方少白道:“那娘您怎么不上前跟爹见面呢?”

穆秋云苦笑一声,顿了一顿,说道:“娘是想跟你爹见面来着,只是就在我将要喊出他的名字之时,却见那个女人走到你爹身侧,一脸含情脉脉的样子,为他添衣,还扶他坐下。我当时怒火直冒,想着我这七年来对他日思夜想,日日悲痛,可是他却在这里跟别的女人安安稳稳过日子。我一气之下,就不想再跟你相认,也不想再见你爹。”
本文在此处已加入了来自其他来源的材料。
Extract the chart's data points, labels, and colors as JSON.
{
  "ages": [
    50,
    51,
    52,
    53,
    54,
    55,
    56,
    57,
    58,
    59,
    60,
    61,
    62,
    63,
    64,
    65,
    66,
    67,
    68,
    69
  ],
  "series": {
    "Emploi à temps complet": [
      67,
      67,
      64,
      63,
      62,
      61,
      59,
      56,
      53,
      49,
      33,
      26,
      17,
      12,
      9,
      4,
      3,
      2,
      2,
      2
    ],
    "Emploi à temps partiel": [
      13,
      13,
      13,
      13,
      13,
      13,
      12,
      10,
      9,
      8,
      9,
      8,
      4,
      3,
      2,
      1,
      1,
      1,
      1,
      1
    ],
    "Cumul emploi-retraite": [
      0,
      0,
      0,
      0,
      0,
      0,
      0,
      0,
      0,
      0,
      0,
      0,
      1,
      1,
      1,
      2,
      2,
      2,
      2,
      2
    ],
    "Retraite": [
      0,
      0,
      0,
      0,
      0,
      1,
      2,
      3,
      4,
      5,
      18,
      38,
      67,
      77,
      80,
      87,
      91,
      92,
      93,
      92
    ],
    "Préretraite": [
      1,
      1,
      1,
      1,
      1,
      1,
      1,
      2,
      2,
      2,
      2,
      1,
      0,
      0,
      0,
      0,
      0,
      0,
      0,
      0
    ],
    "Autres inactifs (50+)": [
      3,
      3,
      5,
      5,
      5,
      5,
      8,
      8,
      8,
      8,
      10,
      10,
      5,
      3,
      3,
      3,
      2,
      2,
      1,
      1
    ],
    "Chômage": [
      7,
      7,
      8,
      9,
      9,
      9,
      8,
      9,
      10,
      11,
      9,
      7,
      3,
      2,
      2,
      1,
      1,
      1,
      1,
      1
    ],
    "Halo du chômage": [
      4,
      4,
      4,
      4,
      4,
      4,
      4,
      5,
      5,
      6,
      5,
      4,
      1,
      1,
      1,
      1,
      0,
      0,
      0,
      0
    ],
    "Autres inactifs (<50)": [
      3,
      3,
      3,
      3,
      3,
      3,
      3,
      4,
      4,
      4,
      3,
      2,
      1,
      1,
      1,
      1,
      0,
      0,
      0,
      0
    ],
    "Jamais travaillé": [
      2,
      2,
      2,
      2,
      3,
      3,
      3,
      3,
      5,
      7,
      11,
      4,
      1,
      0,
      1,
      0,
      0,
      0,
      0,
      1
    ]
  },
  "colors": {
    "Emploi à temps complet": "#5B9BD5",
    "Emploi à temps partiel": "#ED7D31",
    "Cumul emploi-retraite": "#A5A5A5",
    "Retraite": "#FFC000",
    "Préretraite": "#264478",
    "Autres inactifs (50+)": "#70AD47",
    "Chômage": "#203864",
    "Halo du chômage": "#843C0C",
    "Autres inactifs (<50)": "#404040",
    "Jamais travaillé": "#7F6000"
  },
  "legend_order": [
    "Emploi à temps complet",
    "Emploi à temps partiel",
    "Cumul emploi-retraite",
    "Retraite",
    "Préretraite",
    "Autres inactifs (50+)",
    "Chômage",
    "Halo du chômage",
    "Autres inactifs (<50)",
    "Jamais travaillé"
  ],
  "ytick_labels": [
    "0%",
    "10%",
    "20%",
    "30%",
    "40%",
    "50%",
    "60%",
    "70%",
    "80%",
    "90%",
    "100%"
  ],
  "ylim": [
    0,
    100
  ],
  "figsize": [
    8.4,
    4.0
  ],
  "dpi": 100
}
“可是后来……后来我又忍不住要去见你们父子,于是就跟月华把家搬到了这里。这样,我就可以随时随地去见你们。可是每一次,当我站在远处,总能看见那女人对你爹嘘寒问暖,添衣倒水。我一次比一次灰心,想着你爹他一定是另结新欢,将我彻底遗忘了。否则,他既然还活着,那这七年来,他为什么不来找我?”

方少白向他娘解释道:“娘,我想爹他之所以没有去找您,不是他不想找,只是他心里觉得对不起您,所以他才不敢去找。而云姑姑对爹那般关怀,一方面是因为她对爹有情,另一方面也是因为爹他身体不好的原因。”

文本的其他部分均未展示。